Я вижу: малые миллионы нашего народа, укрывшиеся в благодатной диаспоре, разобщённые и говорящие по-русски только дома, в камерных кафе и маленьких магазинах; их дети уже не видят снов на русском языке; их внуки и вовсе не знают русского языка, хотя и слышат его в детстве, довольно часто: на русский переходят их дедушки и бабушки, когда хотят обсудить что-то, чего внукам знать не положено.

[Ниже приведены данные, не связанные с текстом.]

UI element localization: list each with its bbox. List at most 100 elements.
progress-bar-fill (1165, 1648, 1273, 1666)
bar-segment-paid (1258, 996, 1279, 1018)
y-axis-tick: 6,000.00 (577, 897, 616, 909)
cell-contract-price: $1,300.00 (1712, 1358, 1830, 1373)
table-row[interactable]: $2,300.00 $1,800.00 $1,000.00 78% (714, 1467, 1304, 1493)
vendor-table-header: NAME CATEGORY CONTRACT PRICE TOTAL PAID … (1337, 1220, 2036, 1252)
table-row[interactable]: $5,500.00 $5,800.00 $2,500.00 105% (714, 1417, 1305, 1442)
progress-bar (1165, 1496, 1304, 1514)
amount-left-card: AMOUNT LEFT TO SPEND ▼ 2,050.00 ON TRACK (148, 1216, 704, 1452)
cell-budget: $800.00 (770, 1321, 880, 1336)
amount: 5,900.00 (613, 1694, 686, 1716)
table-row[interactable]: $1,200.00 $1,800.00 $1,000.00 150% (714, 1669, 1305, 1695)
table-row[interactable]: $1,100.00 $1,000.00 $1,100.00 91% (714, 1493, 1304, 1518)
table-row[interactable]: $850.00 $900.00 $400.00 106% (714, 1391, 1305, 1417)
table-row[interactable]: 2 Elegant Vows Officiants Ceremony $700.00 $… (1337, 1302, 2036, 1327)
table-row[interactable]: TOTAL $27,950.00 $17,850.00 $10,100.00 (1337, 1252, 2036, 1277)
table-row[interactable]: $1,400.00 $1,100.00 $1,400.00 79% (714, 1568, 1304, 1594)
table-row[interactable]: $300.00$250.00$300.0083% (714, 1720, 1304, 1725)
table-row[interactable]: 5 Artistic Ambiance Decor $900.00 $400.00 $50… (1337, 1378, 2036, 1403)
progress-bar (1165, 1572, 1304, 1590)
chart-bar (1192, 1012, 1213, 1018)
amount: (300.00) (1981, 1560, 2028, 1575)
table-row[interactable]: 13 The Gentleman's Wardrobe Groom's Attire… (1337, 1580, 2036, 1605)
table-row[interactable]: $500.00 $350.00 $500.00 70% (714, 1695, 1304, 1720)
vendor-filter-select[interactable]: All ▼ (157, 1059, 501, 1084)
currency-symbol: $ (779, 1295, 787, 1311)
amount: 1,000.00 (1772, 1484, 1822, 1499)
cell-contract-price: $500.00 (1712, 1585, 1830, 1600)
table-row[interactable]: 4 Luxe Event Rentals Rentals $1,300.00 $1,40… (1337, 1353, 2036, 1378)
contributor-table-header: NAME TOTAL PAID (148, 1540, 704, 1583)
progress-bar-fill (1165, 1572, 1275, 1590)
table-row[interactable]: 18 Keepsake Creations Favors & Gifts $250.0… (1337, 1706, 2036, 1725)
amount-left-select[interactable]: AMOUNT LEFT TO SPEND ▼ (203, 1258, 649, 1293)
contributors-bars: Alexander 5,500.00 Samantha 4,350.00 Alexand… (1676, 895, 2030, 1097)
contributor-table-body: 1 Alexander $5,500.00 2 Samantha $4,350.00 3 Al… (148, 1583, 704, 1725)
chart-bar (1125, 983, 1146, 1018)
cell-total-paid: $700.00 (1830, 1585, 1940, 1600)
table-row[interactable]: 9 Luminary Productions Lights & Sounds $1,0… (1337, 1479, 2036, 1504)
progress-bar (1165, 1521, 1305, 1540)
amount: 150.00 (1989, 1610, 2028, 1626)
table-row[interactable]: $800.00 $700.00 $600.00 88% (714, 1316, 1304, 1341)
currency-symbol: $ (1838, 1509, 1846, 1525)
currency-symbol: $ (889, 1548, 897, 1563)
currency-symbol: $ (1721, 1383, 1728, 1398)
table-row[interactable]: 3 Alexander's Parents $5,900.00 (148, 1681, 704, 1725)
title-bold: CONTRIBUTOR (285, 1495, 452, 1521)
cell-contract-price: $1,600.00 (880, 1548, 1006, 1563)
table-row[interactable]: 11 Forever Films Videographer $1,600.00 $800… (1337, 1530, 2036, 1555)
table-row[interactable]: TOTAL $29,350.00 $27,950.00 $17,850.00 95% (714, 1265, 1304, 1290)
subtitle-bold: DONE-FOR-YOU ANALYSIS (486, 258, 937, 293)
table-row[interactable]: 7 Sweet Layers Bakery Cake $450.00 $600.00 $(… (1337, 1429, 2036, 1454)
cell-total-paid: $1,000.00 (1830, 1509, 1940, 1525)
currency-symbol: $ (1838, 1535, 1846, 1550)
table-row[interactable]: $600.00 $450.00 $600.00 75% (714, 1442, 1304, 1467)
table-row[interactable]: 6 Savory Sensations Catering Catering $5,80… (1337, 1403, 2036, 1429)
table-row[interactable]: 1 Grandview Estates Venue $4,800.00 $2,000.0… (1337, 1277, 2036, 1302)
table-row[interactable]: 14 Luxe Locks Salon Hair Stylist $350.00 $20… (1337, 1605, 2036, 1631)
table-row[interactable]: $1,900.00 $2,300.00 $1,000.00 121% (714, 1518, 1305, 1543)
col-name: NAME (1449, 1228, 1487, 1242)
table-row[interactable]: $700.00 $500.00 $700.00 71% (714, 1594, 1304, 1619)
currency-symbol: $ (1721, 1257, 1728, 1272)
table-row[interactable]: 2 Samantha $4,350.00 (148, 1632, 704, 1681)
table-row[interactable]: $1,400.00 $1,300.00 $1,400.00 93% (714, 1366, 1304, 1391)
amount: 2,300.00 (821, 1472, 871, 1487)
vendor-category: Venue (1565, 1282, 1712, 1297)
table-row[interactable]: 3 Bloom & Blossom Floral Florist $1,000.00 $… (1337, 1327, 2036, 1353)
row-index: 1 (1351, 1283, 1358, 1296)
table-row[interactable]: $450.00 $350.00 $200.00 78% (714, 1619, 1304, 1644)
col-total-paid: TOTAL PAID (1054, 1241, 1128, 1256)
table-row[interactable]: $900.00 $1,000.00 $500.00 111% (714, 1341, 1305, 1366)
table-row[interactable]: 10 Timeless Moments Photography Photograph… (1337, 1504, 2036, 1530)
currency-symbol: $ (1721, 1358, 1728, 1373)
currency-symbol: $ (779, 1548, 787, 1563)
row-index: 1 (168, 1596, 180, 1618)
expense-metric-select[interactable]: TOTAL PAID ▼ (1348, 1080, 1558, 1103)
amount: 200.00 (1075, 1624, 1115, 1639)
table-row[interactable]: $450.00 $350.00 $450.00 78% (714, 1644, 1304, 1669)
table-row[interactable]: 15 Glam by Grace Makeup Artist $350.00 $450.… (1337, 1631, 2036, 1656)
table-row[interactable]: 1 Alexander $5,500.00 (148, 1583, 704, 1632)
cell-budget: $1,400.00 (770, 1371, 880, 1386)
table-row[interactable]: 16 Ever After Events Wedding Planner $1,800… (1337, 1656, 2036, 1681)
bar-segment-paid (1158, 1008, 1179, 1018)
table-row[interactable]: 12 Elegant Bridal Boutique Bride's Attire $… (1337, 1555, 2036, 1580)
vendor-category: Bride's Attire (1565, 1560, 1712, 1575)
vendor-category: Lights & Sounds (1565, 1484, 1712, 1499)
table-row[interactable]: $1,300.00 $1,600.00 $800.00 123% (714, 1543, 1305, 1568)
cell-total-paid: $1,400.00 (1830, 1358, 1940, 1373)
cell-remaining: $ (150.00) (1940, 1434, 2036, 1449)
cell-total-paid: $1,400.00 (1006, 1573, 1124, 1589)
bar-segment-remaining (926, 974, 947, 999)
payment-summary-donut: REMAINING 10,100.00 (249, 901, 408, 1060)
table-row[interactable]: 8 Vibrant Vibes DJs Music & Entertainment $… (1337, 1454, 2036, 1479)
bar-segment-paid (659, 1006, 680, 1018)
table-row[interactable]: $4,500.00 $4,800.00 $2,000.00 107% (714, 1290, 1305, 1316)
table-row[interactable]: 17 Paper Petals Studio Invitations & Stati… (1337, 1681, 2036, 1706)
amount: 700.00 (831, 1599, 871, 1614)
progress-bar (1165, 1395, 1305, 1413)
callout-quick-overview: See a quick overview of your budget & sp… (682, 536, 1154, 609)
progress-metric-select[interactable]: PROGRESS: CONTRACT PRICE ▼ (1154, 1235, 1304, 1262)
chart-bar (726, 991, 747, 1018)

Я вижу: большие миллионы нашего народа, огромный чугунный котёл, взрывающийся кипением; массу воды я вижу, покрытую коркой русского жира; она взрывается клокочущими пузырями; единство этого бульона, растопленного и размороженного, пропадает в одночасье; под жиром обнаруживаются ломти ашхаруа, маарулал, таулу, адыгэ, хай, алтай-кижи, баряат, урбуган, кумуков, казанлы и башкортов; суп кипит и кипит, и небесный половник перемешивает взвесь из кабган и суссе кум, коми войтыр и кубанды, ирон адаэм и ногай-карагаш, карьяла и изьватас, нохчи и дарган.
Я вижу: сам русский жир распадается на одноязычные островки обоюдной ненависти; вижу тундряков, ненавидящих москалей, которые для них почти все жиды, и москалей, презирающих зауральцев; вижу растворившихся в народах поволжан; вижу, как этот суп выкипает десятилетия и столетия.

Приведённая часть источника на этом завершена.